Pour une population viable
En France, le WWF s’est mobilisé depuis 2018 pour aboutir à l’élaboration d’un plan national de conservation du lynx en partenariat avec la Société Française pour l'Etude et la Protection des Mammifères (SFEPM).
La protection de l’espèce est inexorablement liée à celle de son habitat. Voilà pourquoi le WWF crée et protège des corridors écologiques que le lynx et d’autres espèces empruntent pour se déplacer d’une zone naturelle à une autre. Nous travaillons principalement dans les Carpates, qui hébergent les plus grandes populations européennes de lynx. Depuis 2015, nous contribuons également à la réintroduction de l’animal dans le massif du Pfälzerwald, en Allemagne. Ce projet LIFE Luchs prévoit le lâcher d’une vingtaine d’individus de la sous-espèce lynx des Carpates (lynx lynx carpathicus), en provenance de Suisse et de Slovaquie.
En France, le WWF s’est mobilisé depuis 2018 pour aboutir à l’élaboration d’un plan national de conservation du lynx en partenariat avec la Société Française pour l'Etude et la Protection des Mammifères (SFEPM). Plus récemment, nous avons appelé nos sympathisants à faire entendre leur voix en participant massivement à la consultation publique lancée par le gouvernement sur le projet de plan national lynx prévu pour protéger le plus grand félin sauvage d’Europe. A ce jour, près de 2500 personnes ont exprimé leur point de vue via cette consultation publique qui s’est clôturée le 27 octobre dernier.
Lynx lynx au premier plan
Chez ces grands prédateurs, la mortalité est très élevée, en particulier chez les petits. Parmi eux, certains ne survivront pas à la première année.

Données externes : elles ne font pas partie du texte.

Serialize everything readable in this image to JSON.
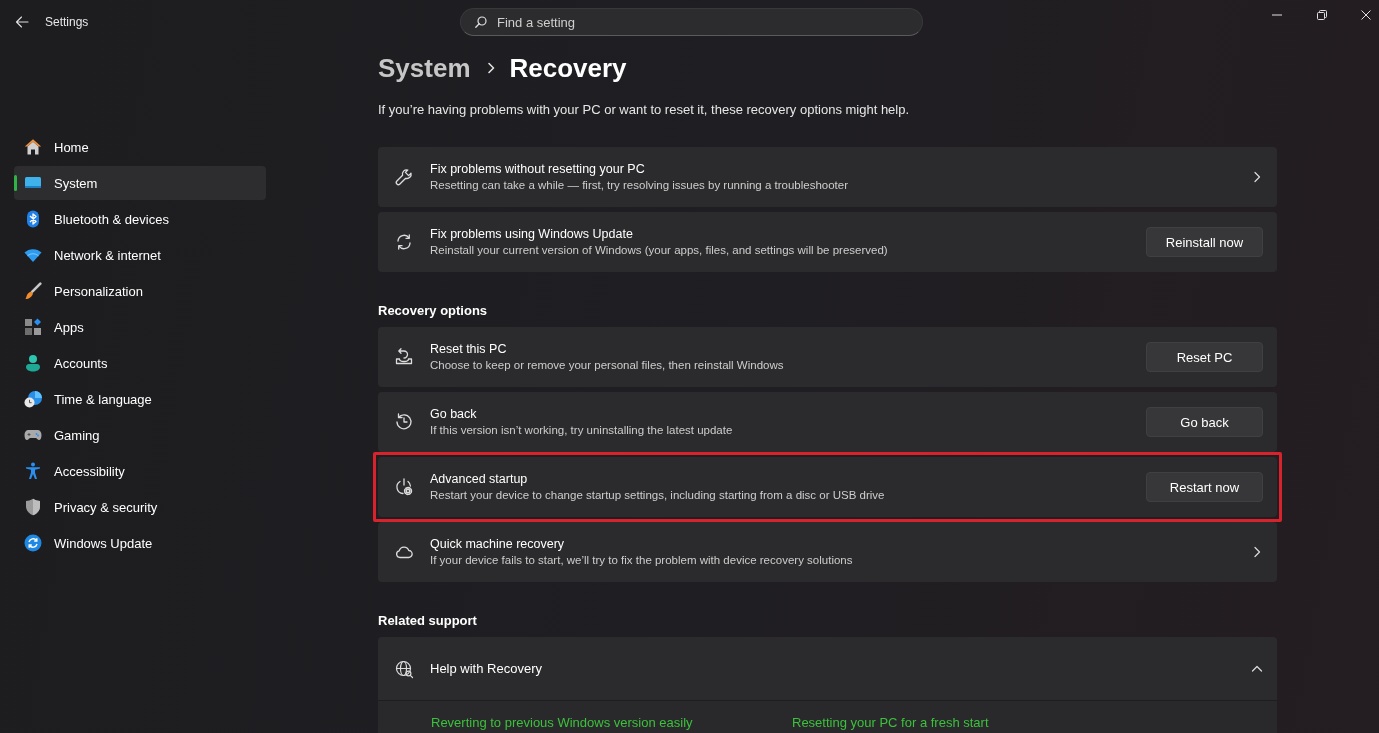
{
  "window": {
    "title": "Settings"
  },
  "search": {
    "placeholder": "Find a setting"
  },
  "sidebar": {
    "items": [
      {
        "label": "Home",
        "selected": false
      },
      {
        "label": "System",
        "selected": true
      },
      {
        "label": "Bluetooth & devices",
        "selected": false
      },
      {
        "label": "Network & internet",
        "selected": false
      },
      {
        "label": "Personalization",
        "selected": false
      },
      {
        "label": "Apps",
        "selected": false
      },
      {
        "label": "Accounts",
        "selected": false
      },
      {
        "label": "Time & language",
        "selected": false
      },
      {
        "label": "Gaming",
        "selected": false
      },
      {
        "label": "Accessibility",
        "selected": false
      },
      {
        "label": "Privacy & security",
        "selected": false
      },
      {
        "label": "Windows Update",
        "selected": false
      }
    ]
  },
  "breadcrumb": {
    "parent": "System",
    "current": "Recovery"
  },
  "description": "If you’re having problems with your PC or want to reset it, these recovery options might help.",
  "troubleshoot_cards": [
    {
      "kind": "link",
      "title": "Fix problems without resetting your PC",
      "subtitle": "Resetting can take a while — first, try resolving issues by running a troubleshooter",
      "highlighted": false
    },
    {
      "kind": "action",
      "title": "Fix problems using Windows Update",
      "subtitle": "Reinstall your current version of Windows (your apps, files, and settings will be preserved)",
      "button": "Reinstall now",
      "highlighted": false
    }
  ],
  "recovery_options": {
    "heading": "Recovery options",
    "cards": [
      {
        "kind": "action",
        "title": "Reset this PC",
        "subtitle": "Choose to keep or remove your personal files, then reinstall Windows",
        "button": "Reset PC",
        "highlighted": false
      },
      {
        "kind": "action",
        "title": "Go back",
        "subtitle": "If this version isn’t working, try uninstalling the latest update",
        "button": "Go back",
        "highlighted": false
      },
      {
        "kind": "action",
        "title": "Advanced startup",
        "subtitle": "Restart your device to change startup settings, including starting from a disc or USB drive",
        "button": "Restart now",
        "highlighted": true
      },
      {
        "kind": "link",
        "title": "Quick machine recovery",
        "subtitle": "If your device fails to start, we’ll try to fix the problem with device recovery solutions",
        "highlighted": false
      }
    ]
  },
  "related_support": {
    "heading": "Related support",
    "expander": {
      "title": "Help with Recovery",
      "expanded": true,
      "links": [
        "Reverting to previous Windows version easily",
        "Resetting your PC for a fresh start"
      ]
    }
  }
}
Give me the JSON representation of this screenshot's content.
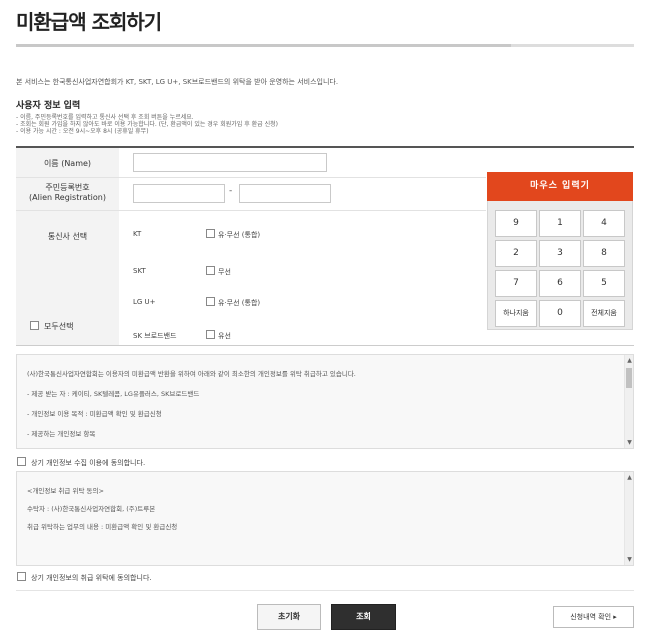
{
  "title": "미환급액 조회하기",
  "intro": "본 서비스는 한국통신사업자연합회가 KT, SKT, LG U+, SK브로드밴드의 위탁을 받아 운영하는 서비스입니다.",
  "section_title": "사용자 정보 입력",
  "notes": [
    "- 이름, 주민등록번호를 입력하고 통신사 선택 후 조회 버튼을 누르세요.",
    "- 조회는 회원 가입을 하지 않아도 바로 이용 가능합니다. (단, 환급액이 있는 경우 회원가입 후 환급 신청)",
    "- 이용 가능 시간 : 오전 9시~오후 8시 (공휴일 휴무)"
  ],
  "form": {
    "name_label": "이름 (Name)",
    "name_value": "",
    "id_label_1": "주민등록번호",
    "id_label_2": "(Alien Registration)",
    "id_front_value": "",
    "id_back_value": "",
    "id_dash": "-",
    "carrier_label": "통신사 선택",
    "select_all_label": "모두선택",
    "carriers": [
      {
        "name": "KT",
        "option": "유·무선 (통합)"
      },
      {
        "name": "SKT",
        "option": "무선"
      },
      {
        "name": "LG U+",
        "option": "유·무선 (통합)"
      },
      {
        "name": "SK 브로드밴드",
        "option": "유선"
      }
    ]
  },
  "keypad": {
    "title": "마우스 입력기",
    "keys": [
      "9",
      "1",
      "4",
      "2",
      "3",
      "8",
      "7",
      "6",
      "5",
      "하나지움",
      "0",
      "전체지움"
    ]
  },
  "terms1": {
    "lines": [
      "(사)한국통신사업자연합회는 이용자의 미환급액 반환을 위하여 아래와 같이 최소한의 개인정보를 위탁 취급하고 있습니다.",
      "- 제공 받는 자 : 케이티, SK텔레콤, LG유플러스, SK브로드밴드",
      "- 개인정보 이용 목적 : 미환급액 확인 및 환급신청",
      "- 제공하는 개인정보 항목"
    ],
    "agree_label": "상기 개인정보 수집 이용에 동의합니다."
  },
  "terms2": {
    "lines": [
      "<개인정보 취급 위탁 동의>",
      "수탁자 : (사)한국통신사업자연합회, (주)트루본",
      "취급 위탁하는 업무의 내용 : 미환급액 확인 및 환급신청"
    ],
    "agree_label": "상기 개인정보의 취급 위탁에 동의합니다."
  },
  "buttons": {
    "reset": "초기화",
    "search": "조회",
    "history": "신청내역 확인 ▸"
  }
}
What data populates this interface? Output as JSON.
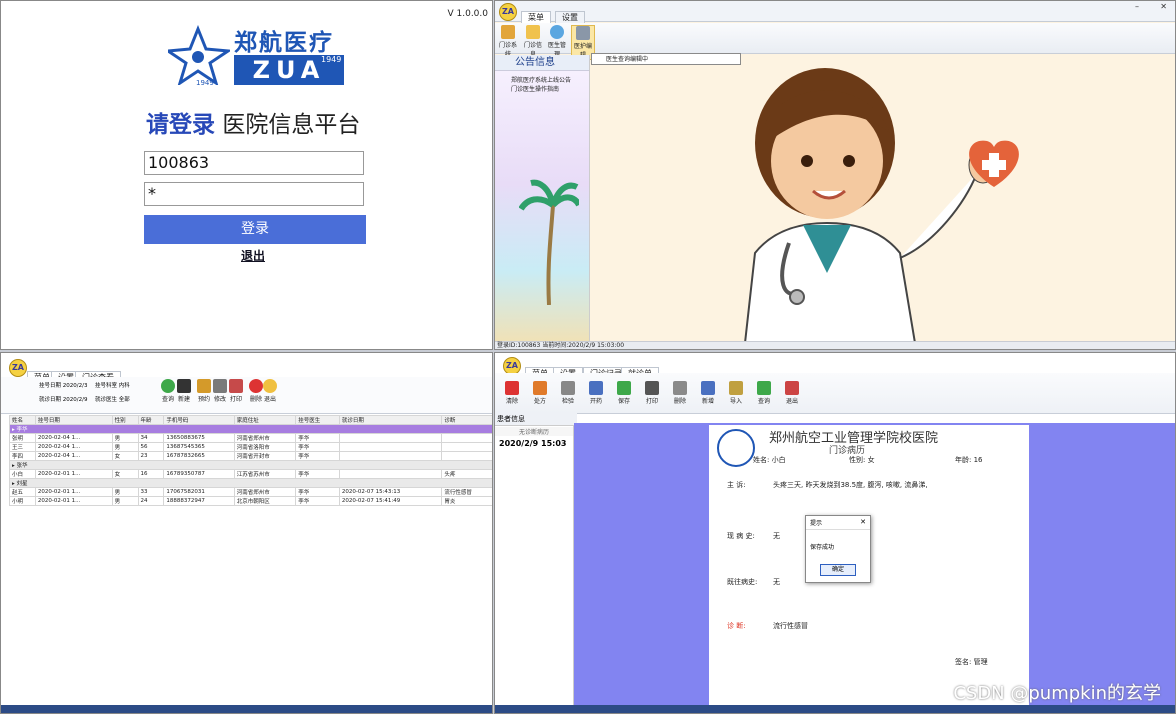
{
  "login": {
    "version": "V 1.0.0.0",
    "logo_cn": "郑航医疗",
    "logo_en": "ZUA",
    "logo_year": "1949",
    "title_highlight": "请登录",
    "title_rest": "医院信息平台",
    "username": "100863",
    "password": "*",
    "login_button": "登录",
    "exit_link": "退出"
  },
  "main": {
    "tabs": [
      "菜单",
      "设置"
    ],
    "ribbon": [
      "门诊系统",
      "门诊信息",
      "医生管理",
      "医护编辑"
    ],
    "dropdown_item": "医生查询编辑中",
    "side_title": "公告信息",
    "side_items": [
      "郑航医疗系统上线公告",
      "门诊医生操作指南"
    ],
    "status": "登录ID:100863  当前时间:2020/2/9 15:03:00"
  },
  "list": {
    "tabs": [
      "菜单",
      "设置",
      "门诊查看"
    ],
    "filters": [
      "挂号日期 2020/2/3",
      "就诊日期 2020/2/9",
      "挂号科室 内科",
      "就诊医生 全部"
    ],
    "ribbon": [
      "查询",
      "新建",
      "预约",
      "修改",
      "打印",
      "删除",
      "退出"
    ],
    "headers": [
      "姓名",
      "挂号日期",
      "性别",
      "年龄",
      "手机号码",
      "家庭住址",
      "挂号医生",
      "就诊日期",
      "诊断"
    ],
    "group1": "▸ 李华",
    "rows1": [
      [
        "张明",
        "2020-02-04 1...",
        "男",
        "34",
        "13650883675",
        "河南省郑州市",
        "李华",
        "",
        ""
      ],
      [
        "王三",
        "2020-02-04 1...",
        "男",
        "56",
        "13687545365",
        "河南省洛阳市",
        "李华",
        "",
        ""
      ],
      [
        "李四",
        "2020-02-04 1...",
        "女",
        "23",
        "16787832665",
        "河南省开封市",
        "李华",
        "",
        ""
      ]
    ],
    "group2": "▸ 张华",
    "rows2": [
      [
        "小白",
        "2020-02-01 1...",
        "女",
        "16",
        "16789350787",
        "江苏省苏州市",
        "李华",
        "",
        "头疼"
      ]
    ],
    "group3": "▸ 刘星",
    "rows3": [
      [
        "赵五",
        "2020-02-01 1...",
        "男",
        "33",
        "17067582031",
        "河南省郑州市",
        "李华",
        "2020-02-07 15:43:13",
        "流行性感冒"
      ],
      [
        "小明",
        "2020-02-01 1...",
        "男",
        "24",
        "18888372947",
        "北京市朝阳区",
        "李华",
        "2020-02-07 15:41:49",
        "胃炎"
      ]
    ]
  },
  "record": {
    "tabs": [
      "菜单",
      "设置",
      "门诊记录",
      "就诊单"
    ],
    "ribbon": [
      "清除",
      "处方",
      "检验",
      "开药",
      "保存",
      "打印",
      "删除",
      "新增",
      "导入",
      "查询",
      "退出"
    ],
    "left_header": "患者信息",
    "left_date": "2020/2/9 15:03",
    "hospital": "郑州航空工业管理学院校医院",
    "sheet": "门诊病历",
    "name": "姓名: 小白",
    "gender": "性别: 女",
    "age": "年龄: 16",
    "complaint_label": "主   诉:",
    "complaint": "头疼三天, 昨天发烧到38.5度, 腹泻, 咳嗽, 流鼻涕,",
    "present_label": "现 病 史:",
    "present": "无",
    "past_label": "既往病史:",
    "past": "无",
    "diag_label": "诊   断:",
    "diag": "流行性感冒",
    "signature": "签名: 管理",
    "dialog_title": "提示",
    "dialog_msg": "保存成功",
    "dialog_btn": "确定",
    "watermark": "CSDN @pumpkin的玄学"
  }
}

En ce début d’automne, Stéphane Regazzoni, agent de l'Office français de la biodiversité (OFB), a fait une bien jolie rencontre. Tandis qu’il effectuait sa ronde habituelle dans une forêt de la vallée de la Loue, en Franche-Comté, il a croisé, sur son chemin, quatre bébés lynx. Âgés de 4 mois environ, les petits se sont prêtés au jeu de la caméra, se laissant filmer de longues heures durant. De 11 heures du matin à 18h30 environ, ils ont fait des allers-retours entre leur zone de confort et l'agent de l’OFB, l’observant, tantôt à 20 mètres de distance, tantôt à 2 mètres. Quand la nuit a commencé à tomber, leur mère les a appelés et ils ont filé.
Le lynx est un animal curieux, surtout lorsqu’il est jeune. Voilà pourquoi les quatre bébés se sont approchés aussi près de cet homo sapiens. Au-delà des précieuses images qu’elle a permis de recueillir, cette rencontre réjouit l’agent de l’OFB. Selon lui, une portée de 4 petits, c’est assez rare. Les lynx ont chacun un pelage différent qui permet de les identifier précisément. Chaque félin ainsi repéré dans la nature a sa carte d'identité dans une base de données partagée avec les spécialistes suisses et allemands.
Grâce à cette méthode d'identification, on peut estimer la population de lynx lynx à environ 150 individus dans le massif jurassien franco-suisse. Au fil des ans, le territoire de l’animal s'élargit. On a repéré sa présence en Côte d'Or et en Saône-et-Loire. Toutefois, l’espèce est loin d’être tirée d'affaires. Chez ces grands prédateurs, la mortalité est très élevée, en particulier chez les petits. Que vont devenir les quatre bébés immortalisés sur les images ? Parmi eux, certains ne survivront pas à la première année. Les plus résistants, en revanche, partiront plus loin pour conquérir leur propre territoire.